После службы Капа выстраивает очередь к батюшке. Мы с Игорем переглядываемся: на исповедь. Накануне вечером мы долго сидели в тусклом подъезде и решали, что нужно рассказывать и большой ли это грех. Наш друг Миша целовал Лузганову и возжелал её – вот это грех. У меня есть игральные карты, на которых голые мужчины и женщины, но совсем бесстыдные места у них загорожены бутончиками розы. У богатого одноклассника Шамеса мы с Игорем видели без бутончиков – такие, наверное, совсем страшно, а про мои можно и не говорить. Кроме того, мы воровали вкладыши у Колчанова, сквернословили, врали о том, куда пошли гулять, и оба скрываем даже друг от друга то, что было на прошлых летних каникулах. Игорь скрывает, что всё-таки выдумал, а на самом деле не видел, а я скрываю, что видел и что мне понравилось. И я не верю, что нужно рассказывать, как мы с Игорем однажды залезли в старую церковь, но об этом мы с ним не разговариваем. Очередь на исповедь оказывается очередью целовать икону. Я вздыхаю с облегчением, а Игорь брезгливо кривится. Капа целует для образца. Роза Гавриловна обливается потом и мокро целует Деву Марию в лицо, Зинаида дотрагивается до стекла носом, а губами не дотягивается, но стесняется дальше.

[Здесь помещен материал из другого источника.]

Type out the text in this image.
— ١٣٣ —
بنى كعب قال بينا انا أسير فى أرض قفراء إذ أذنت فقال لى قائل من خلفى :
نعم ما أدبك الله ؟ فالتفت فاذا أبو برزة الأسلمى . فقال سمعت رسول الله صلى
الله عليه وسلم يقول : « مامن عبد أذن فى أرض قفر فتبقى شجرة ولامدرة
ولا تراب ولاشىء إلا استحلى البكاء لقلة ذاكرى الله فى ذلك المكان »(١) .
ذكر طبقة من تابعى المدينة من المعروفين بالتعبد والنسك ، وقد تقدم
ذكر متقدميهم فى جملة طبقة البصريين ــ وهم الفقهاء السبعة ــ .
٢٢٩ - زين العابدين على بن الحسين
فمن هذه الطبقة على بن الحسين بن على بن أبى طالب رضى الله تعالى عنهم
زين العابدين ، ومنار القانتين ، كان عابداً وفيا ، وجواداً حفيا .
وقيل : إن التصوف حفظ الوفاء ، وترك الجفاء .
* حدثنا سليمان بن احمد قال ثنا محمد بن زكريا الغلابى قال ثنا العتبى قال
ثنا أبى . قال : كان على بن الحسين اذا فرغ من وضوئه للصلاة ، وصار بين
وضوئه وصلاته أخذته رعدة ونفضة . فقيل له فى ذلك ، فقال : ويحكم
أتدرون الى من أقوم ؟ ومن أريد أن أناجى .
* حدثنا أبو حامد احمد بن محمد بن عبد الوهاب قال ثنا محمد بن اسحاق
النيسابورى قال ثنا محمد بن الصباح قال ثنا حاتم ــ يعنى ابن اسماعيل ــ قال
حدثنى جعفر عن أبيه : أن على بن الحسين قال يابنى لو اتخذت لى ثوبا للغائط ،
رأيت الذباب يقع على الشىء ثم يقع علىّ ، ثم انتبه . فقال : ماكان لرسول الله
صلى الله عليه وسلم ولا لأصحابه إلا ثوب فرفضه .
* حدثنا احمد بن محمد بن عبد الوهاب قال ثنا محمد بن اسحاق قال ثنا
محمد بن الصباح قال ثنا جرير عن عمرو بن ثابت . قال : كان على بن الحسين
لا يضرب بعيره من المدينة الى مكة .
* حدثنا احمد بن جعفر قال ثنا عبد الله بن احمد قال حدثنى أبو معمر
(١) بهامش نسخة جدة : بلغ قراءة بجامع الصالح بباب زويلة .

Следующая – Лидиякольна с усиками над верхней губой, она готовит губы заранее и дотрагивается до плеча Девы Марии. Капа разворачивается к нам с Игорем и ждёт. «Давай ты», – шепчет Игорь. Я выбираю, как мне кажется, самое чистое место и целую прямо над головой маленького Иисуса, Игорь следом целует мои губы на стекле. Евдокия после Игоря целует воздух, и нам обидно: мы не знали, что так можно. Потом идёт бабушка и тоже целует воздух. Капа улыбается, белое праздничное лицо.

– Жара как в аду, – сказала бабушка на лестнице.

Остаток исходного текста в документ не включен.